3) Le renversement du fardeau de preuve obligeant l’appelant à
démontrer qu’il avait éructé durant la période d’observation:
 

L’appelant
a témoigné et n’a jamais fait mention du fait qu’il avait éructé ni du fait
qu’il avait consommé de l’alcool dans les 15 ou 20  minutes ayant précédé
le test. Or, lorsque la poursuite fait la preuve hors de tout doute raisonnable
que l’accusé a une alcoolémie supérieure à la limite permise, c’est à la défense
de prouver la défaillance dans le résultat des tests.
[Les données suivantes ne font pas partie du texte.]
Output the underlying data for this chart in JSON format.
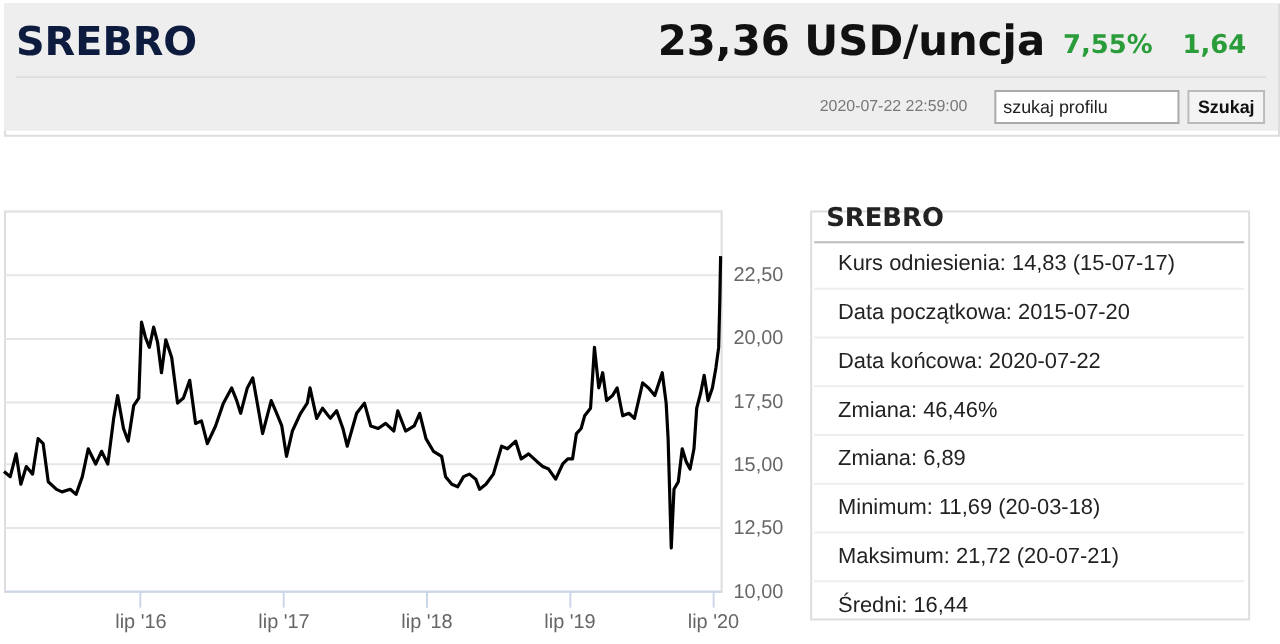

Il ne s’agit pas d’un
fardeau supplémentaire, mais d’un moyen de défense. Par ailleurs, la période de
15 minutes n’est pas une obligation légale. En outre, le Code
criminel
prévoit que les tests doivent être effectués dès qu’il est
matériellement possible de le faire.4) Conclusion: Depuis la
décision rendue par le juge de première instance en février 2014, la Cour
d’appel de l’Ontario s’est prononcée sur la divulgation de la preuve dans R.
v. Jackson
 (C.A. (Ont.), 2015-12-02), 2015 ONCA 832, SOQUIJ
AZ-51235129. Le présent tribunal fait sienne la conclusion voulant que les
fruits de l’enquête soient limités à tout ce qui se rattache à l’accusé,
conformément à R. c. Stinchcombe (C.S. Can., 1991-11-07),
SOQUIJ AZ-91111102, J.E. 91-1713, [1991] 3 R.C.S. 326. Ainsi, ceux-ci sont
limités à ce que produit l’enquête relative à l’infraction que l’on reproche à
l’accusé. En l’espèce, les documents demandés sont en la possession de la SQ ou
du Laboratoire de sciences judiciaires et de médecine légale. L’information
demandée par la défense n’a pas été créée, produite ou même générée pendant
l’enquête de l’accusé. Il ne s’agit donc pas des fruits de l’enquête. Ces
documents sont l’historique de l’appareil, qui comprend des données n’ayant
aucun rapport avec l’appelant. Or, à la lumière de Jackson, si
l’appelant avait besoin de ces documents pour appuyer sa défense, il devait le
faire valoir conformément à R. c. O’Connor (C.S. Can.,
1995-12-14), SOQUIJ AZ-96111001, J.E. 96-64, [1995] 4 R.C.S. 411. Il fallait
donc qu’il établisse un doute réel que ces renseignements étaient utiles pour
démontrer une défaillance de l’appareil ou sa mauvaise utilisation et non une
simple possibilité. Or, tel n’est pas le cas en ce qui concerne la mémoire de
l’appareil. Les experts de l’appelant n’ont allégué que des possibilités
d’utilité de cette preuve.


Instance
précédente : 
Juge
Richard Côté, C.Q., Chambre criminelle et pénale, Rimouski, 100-01-015428-119,
2015-08-28, 2015 QCCQ 7835 (jugement rectifié le 2015-09-03), SOQUIJ
AZ-51212168.


Réf. ant
(C.Q., 2015-08-28 (jugement
rectifié le 2015-09-03)), 2015 QCCQ 7835, SOQUIJ AZ-51212168.